Submitted by Steven Rogers, Nov 24, 2007 00:00

This is an important correction to the "history" we were all taught as children - one of the many direct and indirect ways that children are taught to think of communal living and unlimited "sharing" as the ideal. But when Mr. Stossel says: "When people can get the same return with a small amount of effort as with a large amount, most people will make little effort," he's missing the economic role of profit and price, and feeding the Leftist notion that socialism is a noble ideal that people aren't noble enough to implement - that socialism *could* work, if people just tried harder and weren't so selfish. Remember that these colonies were founded before most modern economics was developed, so the colonists had little to go on beyond their own intuition based on custom and religion. So for them, it wasn't an expression of capitalism versus socialism, but rather just figuring out how to survive. But even so, there's a powerful lesson to be learned from it.
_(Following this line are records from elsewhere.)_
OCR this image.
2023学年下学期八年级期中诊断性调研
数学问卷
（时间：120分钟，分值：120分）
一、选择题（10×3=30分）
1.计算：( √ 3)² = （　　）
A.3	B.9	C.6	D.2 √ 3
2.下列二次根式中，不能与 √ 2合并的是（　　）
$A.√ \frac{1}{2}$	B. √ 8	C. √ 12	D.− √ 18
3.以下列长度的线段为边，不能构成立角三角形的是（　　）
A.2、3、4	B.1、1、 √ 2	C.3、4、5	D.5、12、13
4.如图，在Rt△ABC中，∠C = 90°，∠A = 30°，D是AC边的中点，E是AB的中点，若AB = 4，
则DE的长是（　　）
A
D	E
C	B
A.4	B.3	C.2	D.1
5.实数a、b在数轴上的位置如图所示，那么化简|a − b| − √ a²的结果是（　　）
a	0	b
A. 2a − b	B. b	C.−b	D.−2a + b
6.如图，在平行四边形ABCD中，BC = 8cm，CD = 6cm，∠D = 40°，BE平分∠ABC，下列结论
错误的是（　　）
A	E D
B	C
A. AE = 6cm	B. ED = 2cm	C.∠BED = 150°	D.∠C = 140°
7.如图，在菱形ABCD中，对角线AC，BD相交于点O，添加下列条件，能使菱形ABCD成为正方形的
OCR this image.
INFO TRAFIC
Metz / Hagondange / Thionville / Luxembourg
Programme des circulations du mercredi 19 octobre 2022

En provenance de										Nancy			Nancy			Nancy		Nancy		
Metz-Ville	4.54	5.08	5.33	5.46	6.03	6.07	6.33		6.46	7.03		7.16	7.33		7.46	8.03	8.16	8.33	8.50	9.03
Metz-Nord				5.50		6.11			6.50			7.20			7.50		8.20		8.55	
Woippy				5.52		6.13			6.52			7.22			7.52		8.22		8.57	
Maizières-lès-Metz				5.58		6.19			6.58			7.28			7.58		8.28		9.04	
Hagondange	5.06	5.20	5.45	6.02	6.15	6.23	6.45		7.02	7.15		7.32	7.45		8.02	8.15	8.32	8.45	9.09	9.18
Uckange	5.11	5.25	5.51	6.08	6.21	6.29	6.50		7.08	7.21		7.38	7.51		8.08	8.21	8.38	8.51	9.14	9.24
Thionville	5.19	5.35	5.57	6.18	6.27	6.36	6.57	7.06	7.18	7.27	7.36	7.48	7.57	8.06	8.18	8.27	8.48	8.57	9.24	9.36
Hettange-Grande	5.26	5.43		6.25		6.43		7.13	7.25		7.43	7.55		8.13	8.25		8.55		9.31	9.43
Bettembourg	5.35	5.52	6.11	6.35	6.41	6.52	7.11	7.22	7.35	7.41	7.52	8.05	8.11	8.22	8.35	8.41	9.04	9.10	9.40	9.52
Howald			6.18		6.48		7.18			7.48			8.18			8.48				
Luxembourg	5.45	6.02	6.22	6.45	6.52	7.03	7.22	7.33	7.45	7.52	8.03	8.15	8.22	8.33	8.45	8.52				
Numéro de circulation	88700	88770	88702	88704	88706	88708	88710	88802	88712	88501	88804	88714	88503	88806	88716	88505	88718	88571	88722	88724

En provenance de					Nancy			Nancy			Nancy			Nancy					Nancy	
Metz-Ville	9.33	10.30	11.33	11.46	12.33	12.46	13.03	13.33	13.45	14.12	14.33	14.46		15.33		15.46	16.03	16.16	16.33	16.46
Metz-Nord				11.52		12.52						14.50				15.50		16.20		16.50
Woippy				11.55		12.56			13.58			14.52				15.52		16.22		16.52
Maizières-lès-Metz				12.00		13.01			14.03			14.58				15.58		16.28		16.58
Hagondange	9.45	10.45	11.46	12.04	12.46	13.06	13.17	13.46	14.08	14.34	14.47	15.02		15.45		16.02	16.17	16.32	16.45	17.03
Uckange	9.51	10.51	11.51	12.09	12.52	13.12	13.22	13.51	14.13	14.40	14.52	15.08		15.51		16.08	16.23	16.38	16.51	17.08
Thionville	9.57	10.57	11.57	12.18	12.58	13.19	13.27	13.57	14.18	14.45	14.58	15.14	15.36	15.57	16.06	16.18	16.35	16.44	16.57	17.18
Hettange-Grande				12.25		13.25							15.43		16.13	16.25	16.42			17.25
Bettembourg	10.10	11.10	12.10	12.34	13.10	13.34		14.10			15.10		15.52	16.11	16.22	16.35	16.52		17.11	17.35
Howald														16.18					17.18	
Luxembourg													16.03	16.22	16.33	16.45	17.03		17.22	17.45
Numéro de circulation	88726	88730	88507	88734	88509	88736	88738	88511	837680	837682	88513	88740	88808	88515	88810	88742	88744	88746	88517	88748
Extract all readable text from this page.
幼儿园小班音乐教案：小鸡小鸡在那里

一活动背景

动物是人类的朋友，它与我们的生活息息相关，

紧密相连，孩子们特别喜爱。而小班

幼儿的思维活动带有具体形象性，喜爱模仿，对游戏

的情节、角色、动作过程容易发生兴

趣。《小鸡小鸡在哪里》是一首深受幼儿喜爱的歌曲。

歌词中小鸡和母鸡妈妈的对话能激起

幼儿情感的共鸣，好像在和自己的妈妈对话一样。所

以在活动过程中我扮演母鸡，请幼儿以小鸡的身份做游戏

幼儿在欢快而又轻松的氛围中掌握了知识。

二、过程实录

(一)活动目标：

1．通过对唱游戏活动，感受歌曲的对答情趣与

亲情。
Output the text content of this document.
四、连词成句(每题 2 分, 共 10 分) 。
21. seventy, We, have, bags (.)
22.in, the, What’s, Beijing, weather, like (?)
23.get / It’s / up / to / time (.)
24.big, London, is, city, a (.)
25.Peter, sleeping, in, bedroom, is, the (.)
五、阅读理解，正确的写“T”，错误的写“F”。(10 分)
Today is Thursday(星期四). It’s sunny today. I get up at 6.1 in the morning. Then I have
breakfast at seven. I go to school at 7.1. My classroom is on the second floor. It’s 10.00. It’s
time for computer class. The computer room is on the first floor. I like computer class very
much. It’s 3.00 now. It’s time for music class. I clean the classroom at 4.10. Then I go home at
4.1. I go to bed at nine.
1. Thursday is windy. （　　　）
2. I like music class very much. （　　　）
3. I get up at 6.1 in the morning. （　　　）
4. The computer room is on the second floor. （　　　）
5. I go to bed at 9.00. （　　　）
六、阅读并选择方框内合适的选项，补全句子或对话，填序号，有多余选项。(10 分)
The problem with socialism isn't merely motivation. If it were, surely eating rats to avoid starvation would have motivated the settlers to work harder. The problem with socialism is that it destroys the ability of each person to live by his own judgement, which makes production impossible. Profit, price, and capital allow people to live by their own judgement - it's how one decides what to do, and has the means to do it. Socialism denies the role of the mind in production (remember the labor theory of value). In this view, choices are obvious - people in a commune, or in a planning bureau "just know" what to do. But we can see that even on the smallest scale, this isn't true. Not even the prospect of death by starvation can tell people what needs to be done. Bradford, writing before the time of modern economics, would have to have been an economic genius to fully realize what he was seeing and report on it in economic terms - to go beyond mere motivation to see the role of price and capital in the settlement. But nearly 400 years later, we can see the events in a broader economic context. This is a crucial issue to grasp, because so long as the idea persists that socialism is noble, people will keep trying to implement it. But is isn't noble to dole out the unearned - it isn't even possible.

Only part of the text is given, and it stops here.